Monday, October 27, 2008

News: Pentagon prepares to launch Operation Die Human Weaklings!

Whenever I'm watching a science-runs-amok style horror flick, I'm always baffled that the scientists involved seem completely unaware of, say, the almost two centuries of culture and art that have passed betwixt the publication of Shelley's Frankenstein and now that state, fairly unambiguously, that mad science is almost always a shitty idea. You never see a researcher pause, turn to his lab partners, and say, "Hey, does anybody ever wonder if making these sharks bigger, stronger, smarter, and psychopathic is really a good idea? I mean, sure, everybody needs bigger sharks. That a given. But psychopathic? Does anybody even remember why we decided that? Just seems, you know, ill-advised."

Lab partner: "Wait, are you accusing us of playing God in a dangerously irresponsible way? Are you saying we're like Frankenstein?"

Scientist: "I'm sorry. I'm completely unfamiliar with one of the most common metaphors for the dilemma of scientific ethics in Western culture. Forget I said anything. Let's get back to work. We're burning daylight and these sharks aren't going to make themselves into unstoppable killing machines!"

But, apparently, it isn't a lapse on the part of filmmakers. Mad scientists seem to actually work that way.

Last Wednesday, Short Sharp Science, the blog of New Scientist magazine, reported that the Pentagon has put out a bid request for something they're calling a "Multi-Robot Pursuit System." The short description: they want researchers to develop robots that will hunt down things using the same pack logic that wolves and dogs use.

Currently, remote weapons systems are spiffy and all, but a one-person-per-machine ratio means that you take a soldier off the field for every machine you deploy. What, say the brilliant minds at the Pentagon, if you could tip the ratio? One soldier could control an alpha robot and several other robotic weapons systems would follow its lead the same way pack hunters organize their efforts around an alpha hunter. From Short Sharp Science's post:

What we have here are the beginnings of something designed to enable robots to hunt down humans like a pack of dogs. Once the software is perfected we can reasonably anticipate that they will become autonomous and become armed.

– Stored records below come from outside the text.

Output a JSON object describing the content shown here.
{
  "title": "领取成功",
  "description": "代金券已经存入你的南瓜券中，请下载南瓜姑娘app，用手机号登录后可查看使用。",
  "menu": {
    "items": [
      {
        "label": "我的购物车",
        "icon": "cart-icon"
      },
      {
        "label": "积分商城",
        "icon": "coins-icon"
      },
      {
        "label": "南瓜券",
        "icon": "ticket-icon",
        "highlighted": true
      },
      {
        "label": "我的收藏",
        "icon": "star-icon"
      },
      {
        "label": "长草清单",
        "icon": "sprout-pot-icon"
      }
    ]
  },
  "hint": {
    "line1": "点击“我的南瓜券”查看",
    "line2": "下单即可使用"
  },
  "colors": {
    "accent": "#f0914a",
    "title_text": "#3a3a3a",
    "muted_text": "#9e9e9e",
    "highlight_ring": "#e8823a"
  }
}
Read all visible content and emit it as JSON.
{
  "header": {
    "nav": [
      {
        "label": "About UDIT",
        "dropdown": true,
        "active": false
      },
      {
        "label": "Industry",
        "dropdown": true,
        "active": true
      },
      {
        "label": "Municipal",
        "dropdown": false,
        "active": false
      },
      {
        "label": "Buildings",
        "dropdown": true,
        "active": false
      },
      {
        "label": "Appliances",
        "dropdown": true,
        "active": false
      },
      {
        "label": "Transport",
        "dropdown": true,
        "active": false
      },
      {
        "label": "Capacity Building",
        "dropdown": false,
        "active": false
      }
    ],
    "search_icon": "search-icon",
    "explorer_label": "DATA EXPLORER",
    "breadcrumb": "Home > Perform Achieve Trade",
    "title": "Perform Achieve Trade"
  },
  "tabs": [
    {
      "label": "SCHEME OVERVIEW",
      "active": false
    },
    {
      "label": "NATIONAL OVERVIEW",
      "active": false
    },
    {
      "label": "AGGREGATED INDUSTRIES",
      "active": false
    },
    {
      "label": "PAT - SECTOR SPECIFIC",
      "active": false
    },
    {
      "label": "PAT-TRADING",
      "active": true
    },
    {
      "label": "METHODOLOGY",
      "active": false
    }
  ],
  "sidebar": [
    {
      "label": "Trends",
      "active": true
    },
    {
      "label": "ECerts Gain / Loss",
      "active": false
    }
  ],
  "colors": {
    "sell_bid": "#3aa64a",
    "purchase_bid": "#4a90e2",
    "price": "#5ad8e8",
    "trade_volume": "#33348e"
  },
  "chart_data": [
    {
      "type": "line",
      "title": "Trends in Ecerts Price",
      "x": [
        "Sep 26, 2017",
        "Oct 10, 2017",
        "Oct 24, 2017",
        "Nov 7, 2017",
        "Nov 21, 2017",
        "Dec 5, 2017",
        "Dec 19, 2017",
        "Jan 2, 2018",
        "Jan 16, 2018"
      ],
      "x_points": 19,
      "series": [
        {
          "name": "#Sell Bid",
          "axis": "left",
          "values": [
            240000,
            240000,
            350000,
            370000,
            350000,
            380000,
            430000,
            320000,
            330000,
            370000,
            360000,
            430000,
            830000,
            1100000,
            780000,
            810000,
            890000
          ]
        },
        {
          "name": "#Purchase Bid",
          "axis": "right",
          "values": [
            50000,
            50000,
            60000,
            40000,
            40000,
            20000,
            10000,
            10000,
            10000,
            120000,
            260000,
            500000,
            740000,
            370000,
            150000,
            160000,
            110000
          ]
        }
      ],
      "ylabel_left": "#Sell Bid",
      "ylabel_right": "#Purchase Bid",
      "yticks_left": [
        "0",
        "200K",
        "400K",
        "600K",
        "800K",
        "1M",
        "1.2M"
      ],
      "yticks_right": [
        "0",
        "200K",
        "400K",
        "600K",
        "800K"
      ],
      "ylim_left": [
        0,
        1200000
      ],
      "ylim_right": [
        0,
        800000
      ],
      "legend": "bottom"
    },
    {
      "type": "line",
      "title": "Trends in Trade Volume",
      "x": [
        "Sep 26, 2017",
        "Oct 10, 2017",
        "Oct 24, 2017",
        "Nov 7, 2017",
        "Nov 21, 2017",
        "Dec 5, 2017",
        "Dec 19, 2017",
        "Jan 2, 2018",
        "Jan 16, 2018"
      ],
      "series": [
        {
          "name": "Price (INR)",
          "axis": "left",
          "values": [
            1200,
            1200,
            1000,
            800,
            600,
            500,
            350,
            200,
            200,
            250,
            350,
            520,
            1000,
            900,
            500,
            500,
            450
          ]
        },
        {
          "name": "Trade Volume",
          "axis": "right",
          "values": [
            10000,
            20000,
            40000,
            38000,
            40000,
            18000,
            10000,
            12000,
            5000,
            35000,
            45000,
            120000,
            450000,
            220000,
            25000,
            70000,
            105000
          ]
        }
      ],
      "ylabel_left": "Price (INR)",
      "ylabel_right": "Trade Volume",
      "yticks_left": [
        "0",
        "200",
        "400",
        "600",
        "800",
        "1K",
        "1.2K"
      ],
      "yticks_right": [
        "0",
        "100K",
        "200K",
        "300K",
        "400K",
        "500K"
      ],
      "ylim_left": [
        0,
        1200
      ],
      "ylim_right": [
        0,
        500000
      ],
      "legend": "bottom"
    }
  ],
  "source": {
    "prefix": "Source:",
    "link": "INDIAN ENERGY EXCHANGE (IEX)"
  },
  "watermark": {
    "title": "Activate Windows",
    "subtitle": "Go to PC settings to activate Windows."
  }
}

We can also expect such systems to be equipped with human detection and tracking devices including sensors which detect human breath and the radio waves associated with a human heart beat. These are technologies already developed.


As if this wasn't Rise-of-the-Machines enough, the phrasing of the request is equally unsettling. The stated function of these robo-packs is to "search for and detect a non-cooperative human." While the language actually means "a test subject who is actively attempting to avoid detection," it is a turn of phrase that makes it sound as if some quisling AI researchers have already decided to welcome our new Skynet-driven overlords.

Lest ANTSS be accused of not going after the low hanging fruit, here's the robo-revolution's version of L'Internationale:

2 comments:

Unknown said...

Terminator is becoming reality.

The whole thing about hunting humans like a pack of wolves would didn't turn anyone off?

CRwM said...

Ryne,

I guess the question is how bad does an idea have to be before some scientist won't pursue it?